Craft EM CLO 2006-1, Ltd. v. Deutsche Bank AG

Craft EM CLO 2006-1, Ltd. v Deutsche Bank AG (2019 NY Slip Op 09091)
Craft EM CLO 2006-1, Ltd. v Deutsche Bank AG
2019 NY Slip Op 09091
Decided on December 19, 2019
Appellate Division, First Department
Published by New York State Law Reporting Bureau pursuant to Judiciary Law § 431.
This opinion is uncorrected and subject to revision before publication in the Official Reports.


Decided on December 19, 2019
Acosta, P.J., Renwick, Manzanet-Daniels, Kapnick, González, JJ.

656152/16 10602A 10602

[*1] Craft EM CLO 2006-1, Ltd., Plaintiff-Appellant,

v

Deutsche Bank AG, Defendant-Respondent.




Wollmuth Maher & Deutsch LLP, New York (Randall R. Rainer of counsel), for appellant.

Jones Day, New York (Jayant W. Tambe of counsel), for respondent.



Orders, Supreme Court, New York County (Charles E. Ramos, J.), entered August 14, 2017, and October 19, 2018, which granted defendant's motion to dismiss the complaint, unanimously affirmed, without costs.

The court, in the order entered October 19, 2018, correctly granted defendant's motion to dismiss pursuant to CPLR 3211(a)(3) for lack of standing. Pursuant to the granting clauses in the governing indentures, plaintiff, as issuer of the Class E, F, and G notes, transferred all of its rights under the swap agreements, one pertaining to the class E and F notes and the other to the class G notes, to the trustee. As a result, its prior suit alleging that defendant breached the swap agreements was dismissed for lack of standing (CRAFT EM CLO 2006-1, Ltd. v Deutsche Bank AG, 139 AD3d 638 [1st Dept 2016]).

Plaintiff and the trustee then entered into assignment agreements, dated November 4 and 18, 2016, purporting to assign those claims back to plaintiff and thus to remedy the prior deficiency in standing. Plaintiff then commenced the instant lawsuit. However, the swap agreements require that such further transfer of such rights by the trustee be "pursuant to the [i]ndenture," and the indentures contain no provision authorizing plaintiff, by Issuer Order, to direct the trustee to execute the assignment agreements at issue here. As a result, the assignments were not "pursuant to" the indentures, and the attempted assignments were "null and void," as stated in Section 5.1 of the Schedules to the ISDA Agreement. There is no basis for concluding that this provision is merely a personal covenant (C.U. Annuity Serv. Corp. v Young, 281 AD2d 292, 292 [1st Dept 2001]).

Moreover, the court correctly granted defendant's CPLR 3211(a)(5) motion to dismiss all but six breach of contract claims, relating to accountant certifications, on the additional ground that they were barred by the applicable statute of limitations.
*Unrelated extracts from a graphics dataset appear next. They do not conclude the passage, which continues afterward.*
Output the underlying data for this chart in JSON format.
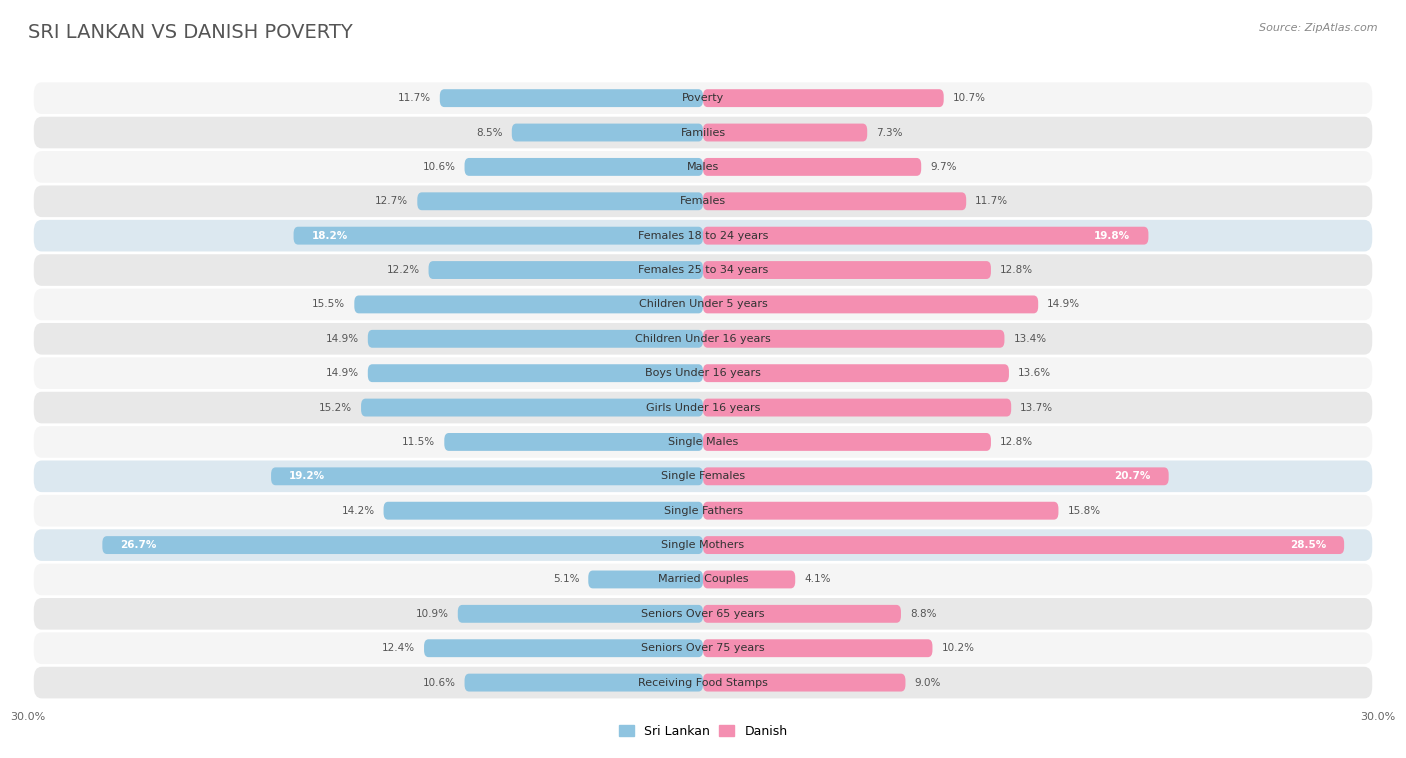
{
  "title": "SRI LANKAN VS DANISH POVERTY",
  "source": "Source: ZipAtlas.com",
  "categories": [
    "Poverty",
    "Families",
    "Males",
    "Females",
    "Females 18 to 24 years",
    "Females 25 to 34 years",
    "Children Under 5 years",
    "Children Under 16 years",
    "Boys Under 16 years",
    "Girls Under 16 years",
    "Single Males",
    "Single Females",
    "Single Fathers",
    "Single Mothers",
    "Married Couples",
    "Seniors Over 65 years",
    "Seniors Over 75 years",
    "Receiving Food Stamps"
  ],
  "sri_lankan": [
    11.7,
    8.5,
    10.6,
    12.7,
    18.2,
    12.2,
    15.5,
    14.9,
    14.9,
    15.2,
    11.5,
    19.2,
    14.2,
    26.7,
    5.1,
    10.9,
    12.4,
    10.6
  ],
  "danish": [
    10.7,
    7.3,
    9.7,
    11.7,
    19.8,
    12.8,
    14.9,
    13.4,
    13.6,
    13.7,
    12.8,
    20.7,
    15.8,
    28.5,
    4.1,
    8.8,
    10.2,
    9.0
  ],
  "sri_lankan_color": "#8fc4e0",
  "danish_color": "#f48fb1",
  "bg_color": "#ffffff",
  "row_bg_even": "#f5f5f5",
  "row_bg_odd": "#e8e8e8",
  "highlight_rows": [
    4,
    11,
    13
  ],
  "axis_max": 30.0,
  "bar_height": 0.52,
  "title_fontsize": 14,
  "label_fontsize": 8,
  "value_fontsize": 7.5,
  "legend_fontsize": 9,
  "source_fontsize": 8,
  "tick_fontsize": 8
}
The court correctly reasoned that plaintiff, who originally timely sued as the "issuer" under the swap agreements, could not rely on CPLR 205(a) when it refiled the suit as assignee of the trustee's claims, which were time-barred [*2]when assigned (Reliance Ins. Co. v PolyVision Corp., 9 NY3d 52, 57 [2007]).

In light of our determination, we need not reach plaintiff's remaining contentions.

THIS CONSTITUTES THE DECISION AND ORDER

OF THE SUPREME COURT, APPELLATE DIVISION, FIRST DEPARTMENT.